Microsoft DaRT is a successor of ERD Commander, which was part of the Winternals Administrator Pack from Winternals. ERD Commander later became a Microsoft property with its acquisition of Winternals on 17 July 2006.

Microsoft DaRT is based on the Windows Preinstallation Environment. The tool set includes:
- Registry Editor: Edits Windows Registry
- Locksmith: Resets a user account's password
- Crash Analyzer: Analyzes crash dumps
- File Restore: Restores deleted files
- Disk Commander: Repairs volumes, master boot records and partitions
- Disk Wipe: Irrecoverably erases data from hard disk
- Computer Management: A group of utilities that help retrieve system information, enable, disable or manage device drivers, Windows services and software that run during computer startup, inspect the event logs of the offline system and manage partitions.
- Explorer: A file manager
- Solution Wizard: A guidance tool that helps user choose the proper repair tool
- TCP/IP Config: Displays and modifies TCP/IP configuration
- Hotfix Uninstall: Uninstalls Windows hotfixes
- SFC Scan: Revives corrupted or deleted system files by copying them from the Windows installation source
- Search: Searches a disk for files
- Defender (formerly Standalone System Sweeper): An antivirus that scans a system for malware, rootkits, and potentially unwanted software. Uses the same engine as Microsoft Security Essentials and other Microsoft antivirus products.

ERD Commander originally included more tools, including a web browser.

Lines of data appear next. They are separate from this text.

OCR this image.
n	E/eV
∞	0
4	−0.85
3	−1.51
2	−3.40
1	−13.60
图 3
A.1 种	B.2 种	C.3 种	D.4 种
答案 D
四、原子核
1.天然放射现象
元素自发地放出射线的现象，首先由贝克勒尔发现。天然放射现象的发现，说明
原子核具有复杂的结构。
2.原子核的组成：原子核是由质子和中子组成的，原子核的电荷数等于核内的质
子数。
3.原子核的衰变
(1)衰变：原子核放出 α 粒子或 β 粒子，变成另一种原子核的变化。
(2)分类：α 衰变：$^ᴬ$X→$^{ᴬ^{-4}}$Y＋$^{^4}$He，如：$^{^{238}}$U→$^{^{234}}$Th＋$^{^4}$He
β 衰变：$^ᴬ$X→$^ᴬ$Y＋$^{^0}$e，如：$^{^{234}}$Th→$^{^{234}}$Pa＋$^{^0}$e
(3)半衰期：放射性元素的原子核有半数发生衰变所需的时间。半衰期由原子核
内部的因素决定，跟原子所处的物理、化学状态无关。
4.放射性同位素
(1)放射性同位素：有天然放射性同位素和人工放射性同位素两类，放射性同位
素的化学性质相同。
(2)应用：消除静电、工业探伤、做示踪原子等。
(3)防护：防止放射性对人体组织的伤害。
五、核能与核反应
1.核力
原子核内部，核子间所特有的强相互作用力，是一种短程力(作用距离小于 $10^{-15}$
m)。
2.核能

For Windows 10, DaRT 10 was released. Starting with Windows 10, the Windows Assessment and Deployment Kit (Windows ADK) became a prerequisite for certain components of DaRT such as the DaRT Recovery Image Wizard. To use the Crash Analyzer tool in DaRT 10 and debug symbols, Debugging Tools for Windows 10 are a requirement, available in the Windows 10 SDK. The DaRT 10 toolset ISO is available to Software Assurance customers.

==Releases==

| Title | Date | Ref. |
|---|---|---|
| MDOP 2007 | 2 July 2007 |  |
| MDOP 2008 | 1 April 2008 |  |
| MDOP 2008 R2 | 15 September 2008 |  |
| MDOP 2009 | 1 April 2009 |  |
| MDOP 2009 R2 | 20 October 2009 |  |
| MDOP 2010 | 22 February 2010 |  |
| MDOP 2010 Refresh | 1 April 2010 |  |
| MDOP 2011 | 9 March 2011 |  |
| MDOP 2011 R2 | 1 August 2011 |  |
| MDOP 2012 | 1 November 2012 |  |
| MDOP 2013 | 9 April 2013 |  |
| MDOP 2013 R2 | 2 December 2013 |  |
| MDOP 2014 | 30 April 2014 |  |
| MDOP 2014 R2 | 4 December 2014 |  |
| MDOP 2015 | 17 August 2015 |  |

Starting with Windows 10, updated service releases for MDOP components are available on the Microsoft Download Center. In each service release, all components are not updated.